How does a veteran go about proving that they suffer from symptoms of an undiagnosed illness? Evidence of the symptoms listed above can come from an examining physician, but it does not have to. Veterans can also use buddy statements to provide evidence that they are suffering from an undiagnosed illness as long as the symptoms that are described in the buddy statement are symptoms that are identifiable by an ordinary person (someone who is not a doctor). For example, let’s say that a veteran returned from Iraq and was suffering from knee pain. If his family or friends observed him having this pain, they could provide a written statement. The statement provided by the veteran’s family or friends can describe things like: when his knee pain began, how long it lasted, and how severe the veteran’s pain was. Other non-medical evidence that can be used by a veteran suffering from an undiagnosed illness includes: showing time lost from work, evidence that they sought medical treatment for their symptoms, and evidence that shows changes in the veteran’s appearance, physical abilities, and mental or emotional attitude.

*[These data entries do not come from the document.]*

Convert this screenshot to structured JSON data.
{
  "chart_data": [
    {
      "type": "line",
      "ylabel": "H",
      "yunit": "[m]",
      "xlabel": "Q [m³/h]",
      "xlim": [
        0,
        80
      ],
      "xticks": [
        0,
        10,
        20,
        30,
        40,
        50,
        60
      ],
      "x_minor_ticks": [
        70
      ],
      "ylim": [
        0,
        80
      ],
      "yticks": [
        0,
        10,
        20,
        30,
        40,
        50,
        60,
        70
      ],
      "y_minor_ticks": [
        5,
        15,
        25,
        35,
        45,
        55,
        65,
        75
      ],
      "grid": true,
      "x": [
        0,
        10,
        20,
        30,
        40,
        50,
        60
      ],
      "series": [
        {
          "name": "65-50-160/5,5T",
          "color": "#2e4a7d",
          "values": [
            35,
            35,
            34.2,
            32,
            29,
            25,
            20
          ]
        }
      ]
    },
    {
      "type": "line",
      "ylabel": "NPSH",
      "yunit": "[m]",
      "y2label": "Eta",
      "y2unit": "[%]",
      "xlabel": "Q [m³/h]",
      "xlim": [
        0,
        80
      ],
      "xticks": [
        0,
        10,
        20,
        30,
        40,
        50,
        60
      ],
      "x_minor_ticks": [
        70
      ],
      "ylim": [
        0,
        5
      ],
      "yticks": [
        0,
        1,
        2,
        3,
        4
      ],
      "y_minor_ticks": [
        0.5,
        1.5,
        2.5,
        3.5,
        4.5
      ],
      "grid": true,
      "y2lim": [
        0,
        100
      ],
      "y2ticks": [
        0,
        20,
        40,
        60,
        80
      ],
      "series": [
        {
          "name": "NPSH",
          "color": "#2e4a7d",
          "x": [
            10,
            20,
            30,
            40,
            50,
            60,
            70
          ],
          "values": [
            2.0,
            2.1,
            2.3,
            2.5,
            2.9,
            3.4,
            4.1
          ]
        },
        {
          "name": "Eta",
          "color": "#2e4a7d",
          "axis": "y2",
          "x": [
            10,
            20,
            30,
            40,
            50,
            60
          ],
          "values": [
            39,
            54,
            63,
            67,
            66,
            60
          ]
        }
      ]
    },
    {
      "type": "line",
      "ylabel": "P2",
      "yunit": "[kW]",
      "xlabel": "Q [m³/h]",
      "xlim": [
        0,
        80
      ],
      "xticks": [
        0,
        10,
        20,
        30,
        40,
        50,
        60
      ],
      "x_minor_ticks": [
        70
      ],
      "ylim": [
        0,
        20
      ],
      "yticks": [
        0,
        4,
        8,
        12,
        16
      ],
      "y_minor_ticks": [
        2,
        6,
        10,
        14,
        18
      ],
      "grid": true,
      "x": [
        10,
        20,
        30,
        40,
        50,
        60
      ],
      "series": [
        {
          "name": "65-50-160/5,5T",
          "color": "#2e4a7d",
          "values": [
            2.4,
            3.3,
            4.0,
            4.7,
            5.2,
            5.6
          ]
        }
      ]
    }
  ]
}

The symptoms that a veteran is suffering from must not be the result of any known clinical diagnosis. However, just because a veteran has symptoms that are also symptoms of a known diagnosis does not mean the veteran doesn’t have an undiagnosed illness. For example, consider a veteran who is having heart problems. The heart problems he is having are associated with coronary artery disease. However, when the veteran goes to the doctor they tell him he does not have coronary artery disease. This veteran’s symptoms are the result of an undiagnosed illness. So, if a Gulf War veteran’s doctor is unable to link the veteran’s disabling symptoms to a medical diagnosis, the veteran may be able to qualify for service connection under the VA’s undiagnosed illness provision.

If a Gulf War veteran meets the requirements of the undiagnosed illness provisions, they receive presumptive service connection. But then how does the VA rate a condition that is undiagnosed? The VA must rate a service-connected undiagnosed illness “by analogy.” This means that the VA will rate the undiagnosed illness under a diagnostic code in which the functions affected, the location affected, or the symptoms are similar to the undiagnosed illness.

According to the VA, once a veteran receives a diagnosis they can no longer seek benefits under the undiagnosed illness provision. Gulf War veterans may run into the problem of doctors trying force their symptoms into a diagnosis that isn’t accurate. Unfortunately, the medical opinion concerning the diagnosis or non-diagnosis of a Gulf War veteran’s condition is crucial when that veteran is seeking compensation benefits under the undiagnosed illness provisions. Gulf War veterans may still qualify for presumptive service connection under another special provision for chronic multisymptom illnesses.

If a Gulf War veteran is given a diagnosis and they do not qualify for presumptive service connection under the multisymptom illness provision, they have two options. First, the veteran could try to rebut their diagnosis. This is done by getting another medical opinion that states the veteran’s symptoms cannot actually be linked to a particular diagnosis, or that states the symptoms are linked to a condition that qualifies for presumptive service connection under other VA provisions. Second, the veteran may still be able to receive VA disability benefits for his diagnosed condition under the traditional theories of service connection that are available to all veterans.